Highlights & Insights¶
- Data-Driven Rather Than Architecture-Driven Paradigm: The work demonstrates that spatial intelligence can be acquired through large-scale data scaling without modifying model architectures, providing a reference approach for addressing other capability deficiencies.
- Systematic Spatial Capability Taxonomy: The proposed taxonomy not only guides data construction but also provides the community with a framework for evaluating spatial intelligence.
- Early Signals of Emergent Generalization: The emergent generalization arising from data diversity is a direction worthy of deeper investigation, suggesting that large-scale diverse data may be a key pathway toward general spatial intelligence.
Limitations & Future Work¶
- Constructing 8M samples incurs substantial cost, and the approach partially relies on synthetic data whose realism and diversity warrant further evaluation.
- Spatial chain-of-thought reasoning (Spatial CoT) remains preliminary; more complex multi-step spatial reasoning capabilities are limited.
- Evaluation is conducted primarily on static images; assessment of spatial intelligence in video and interactive settings is absent.
- For spatial tasks requiring precise numerical outputs (e.g., accurate depth estimation), the precision of the current approach still has room for improvement.
- Diminishing marginal returns from data scaling suggest that future work may need to integrate architectural improvements or novel training paradigms.
Related Work & Insights¶
- vs.
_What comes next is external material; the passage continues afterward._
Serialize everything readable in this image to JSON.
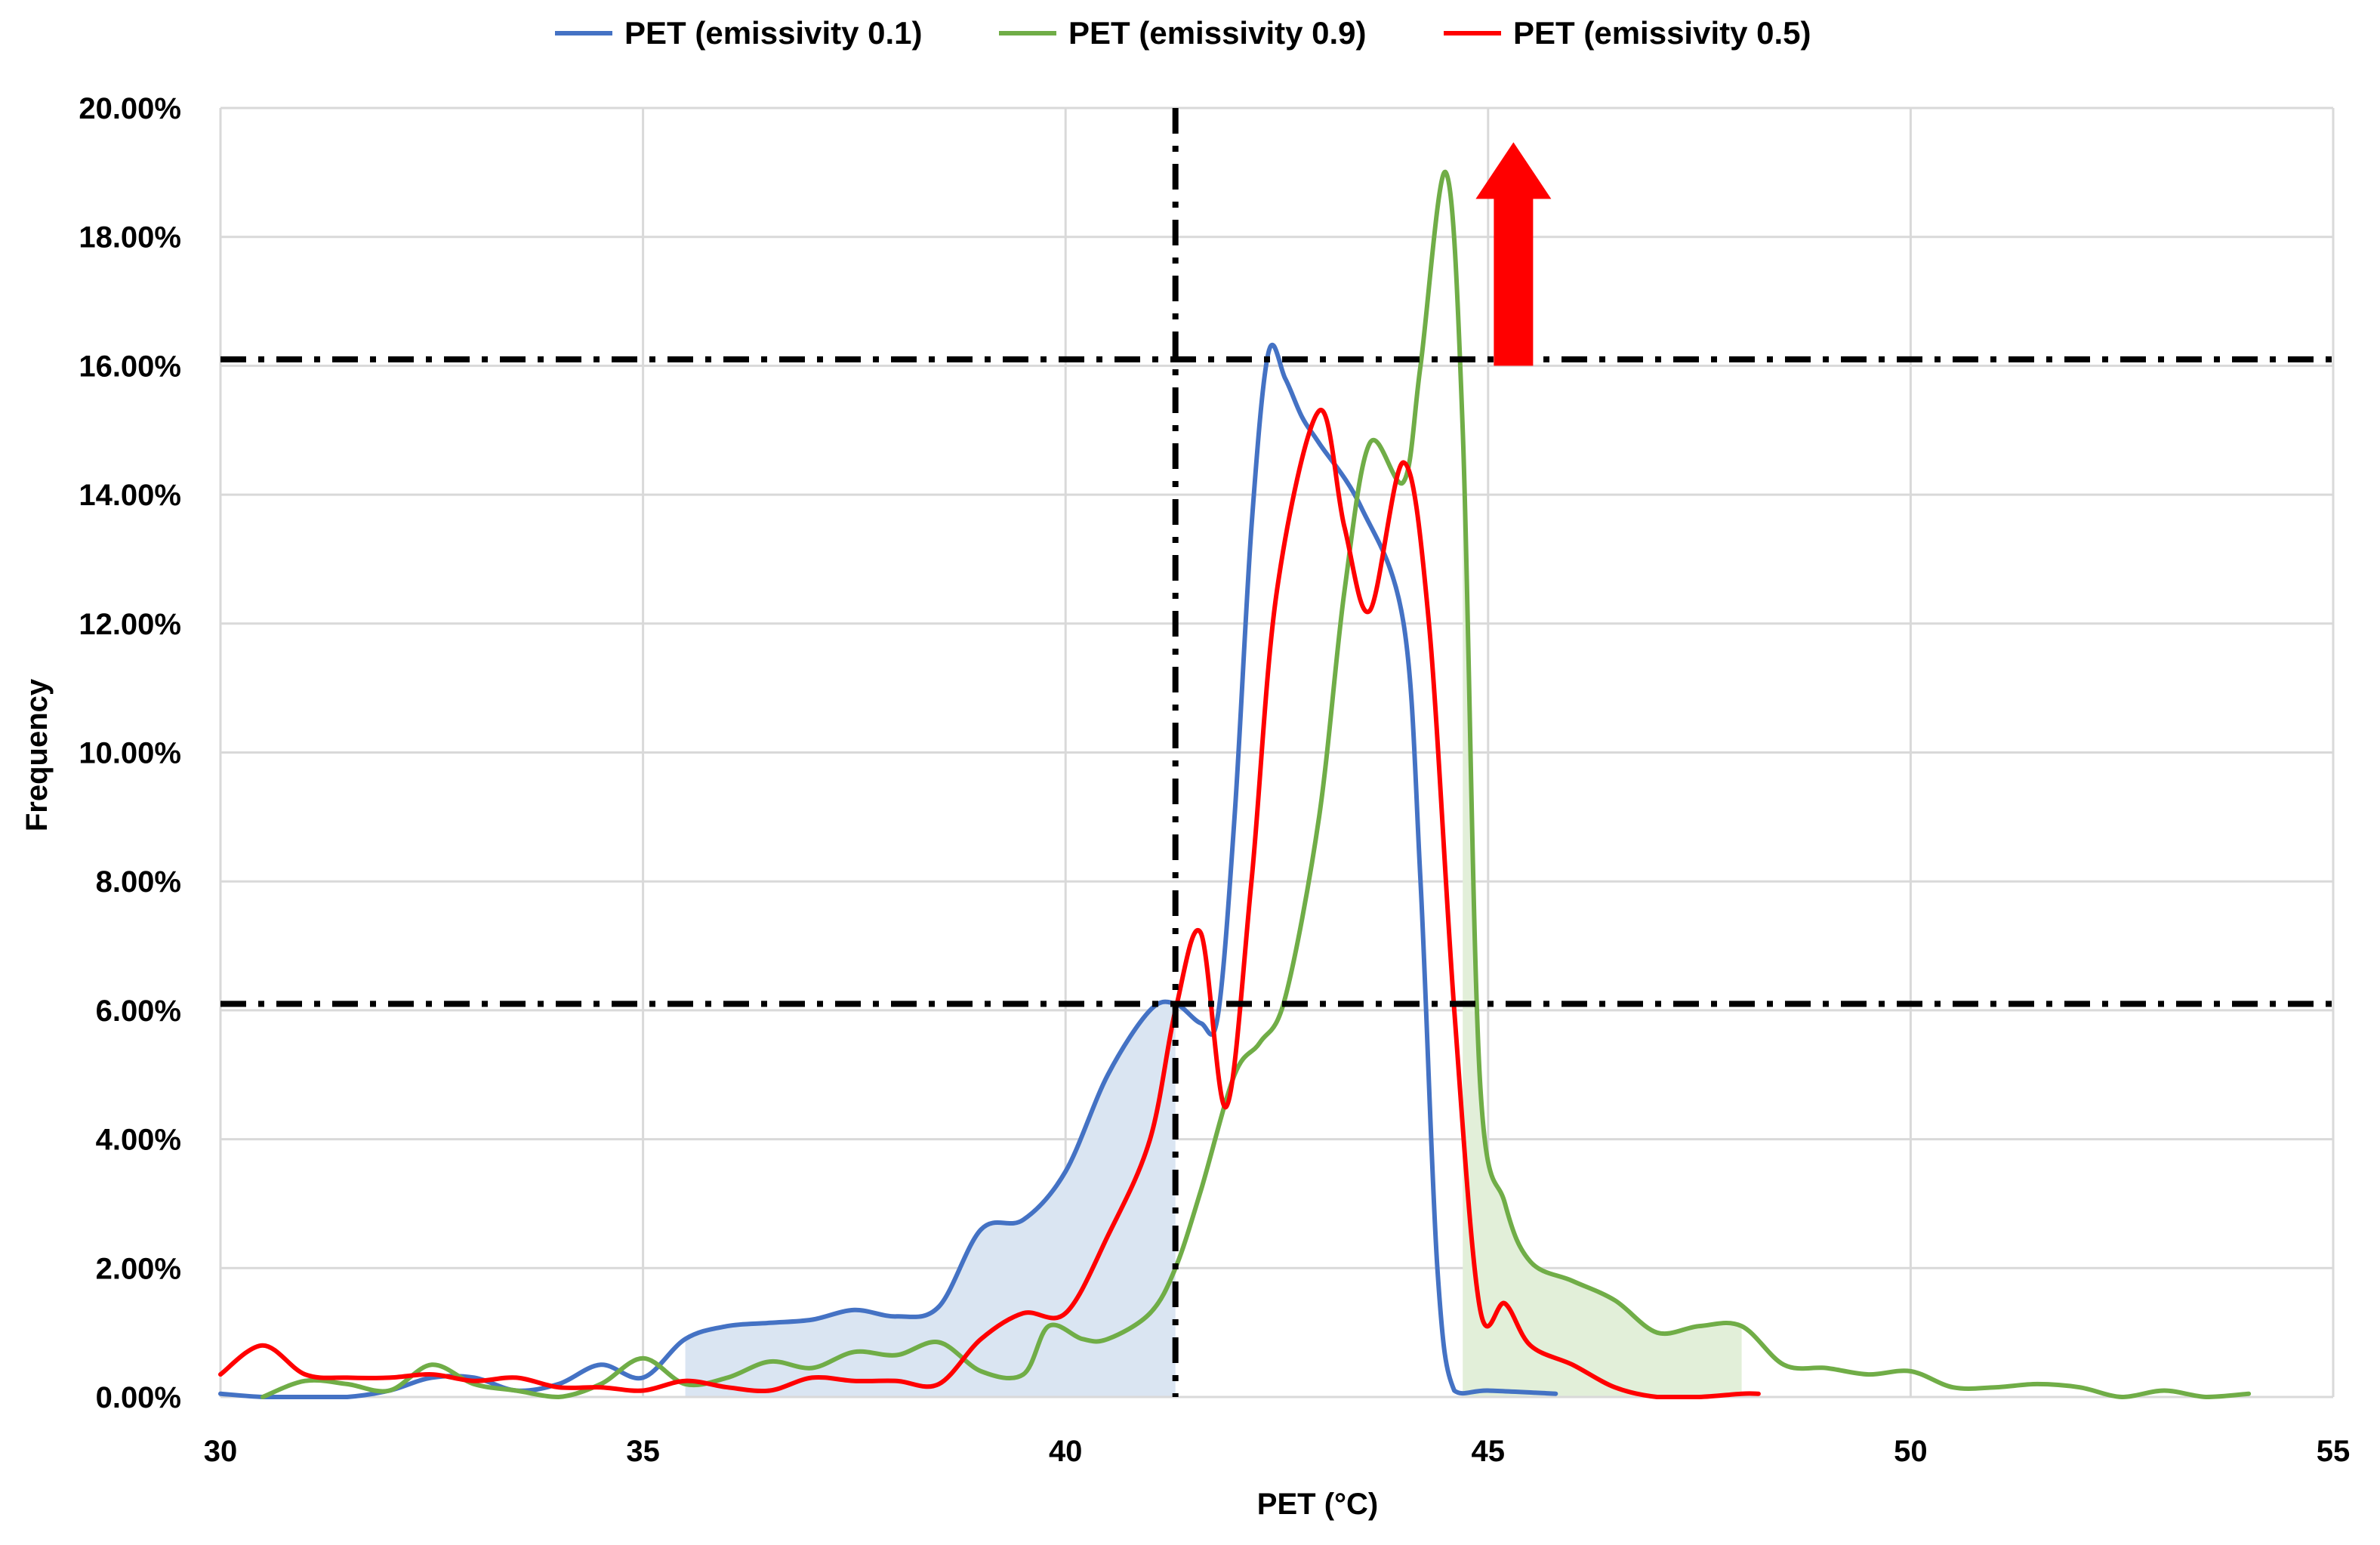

SpatialVLM: SpatialVLM focuses on 2D spatial relationships, whereas SenseNova-SI covers a broader range of spatial capability dimensions (including 3D) at a substantially larger data scale.
- vs. SpatialRGPT: SpatialRGPT addresses region-level spatial reasoning; SenseNova-SI takes a more comprehensive approach to systematically improving overall spatial intelligence.
- vs. Specialized 3D Models: Dedicated 3D vision models may outperform on specific tasks, but SenseNova-SI preserves general multimodal capabilities, representing a generalist model approach.
Rating¶
- Novelty: ⭐⭐⭐ The core approach is data scaling with limited methodological innovation, though the systematic nature of the work is valuable.
- Experimental Thoroughness: ⭐⭐⭐⭐⭐ Evaluated on 8 spatial benchmarks plus general benchmarks, with comprehensive ablation and analysis.
- Writing Quality: ⭐⭐⭐⭐ Report-style writing with rich content, though somewhat verbose.
- Value: ⭐⭐⭐⭐ Open-sourced models and data make a clear contribution to the community.